Venezuela was once regarded as Latin America’s wealthiest country, attracting large scale immigration from Europe, the Middle East and other countries in Latin America during the post World War II era.
After the fall of military dictator Marcos Pérez Jiménez in 1958, the country entered into a period known as “Punto Fijo” or “Fixed Point” era where it was dominated by a stable two-party system. This was in contrast to the military dictatorships and civil wars the characterized the rest of Latin America at that time.
However, while Venezuela had strong economic growth during the 1960s and 1970s, the economy began to deteriorate in the late 1980s and then President Carlos Andrés Pérez began to reduce the role of the state in the economy. His reforms had a negative effect on lower-income Venezuelans and led to social unrest and rioting on February 27, 1989, almost 30 years ago to the day. The riots and the killings are known in Venezuelan history as the “Caracazo.”
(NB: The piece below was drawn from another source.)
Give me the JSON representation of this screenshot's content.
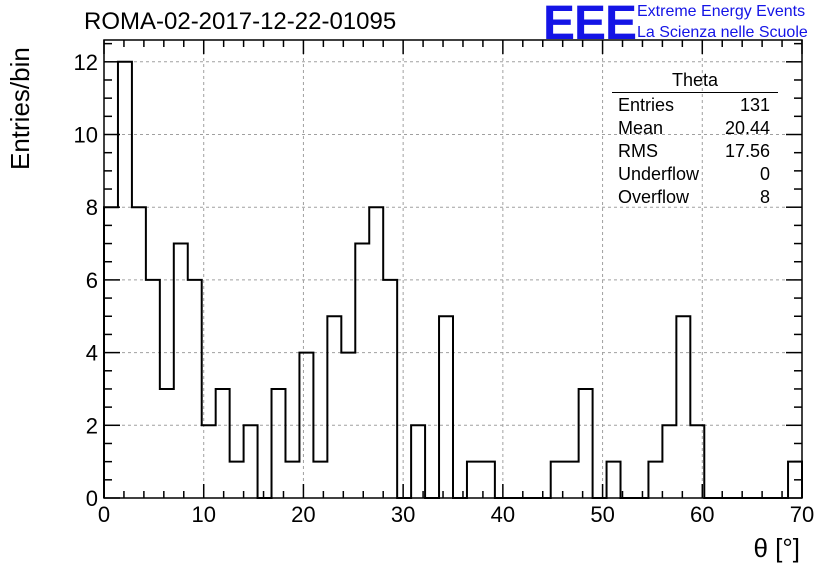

Statistics differ but it is widely believed between 300 to almost 1,200 Venezuelan died in clashes with police and army.
Hugo Rafael Chávez Frías, then a young army officer looked on at those events.
Three years later, Chávez who was then 36 years old, led a failed military coup against the Pérez’s Government. He spent two years in jail but was pardoned by the then President Rafael Caldera in 1994 and immediately went into politics.
In the 1998 elections, he ran a pro-poor and anti-corruption campaign and won with 56 per cent of the vote, destroying the Punto Fijo two-party system that had existed since 1958.
Chávez immediately began working on a new constitution which was voted in 1999 replacing the 1961 constitution.
He adopted socialist, statist policies which clashed with the traditional elites and led to an attempted coup in 2002. Chávez was fortunate to have high oil prices up to the time of his death in 2013 and millions of poor Venezuelans were taken from poverty during his administration.
The Maduro Era
Nicolás Maduro has overseen an economy with oil prices way below the Chávez era and a marked decline in the economy with shortages of basic goods and hyperinflation.
Opposition parties won the most seats in the National Assembly in 2015 as Venezuelans were dissatisfied with Maduro’s performance.
The divide in Venezuelan society reached a climax when in January when Juan Gerardo Guaidó, President of the Opposition-led National Assembly, swore himself in as President.
The United States, countries of the European Union and the conservative governments in Latin America have recognised him as President, while Russia, China, India and most of the non-Western world continue to recognise Maduro.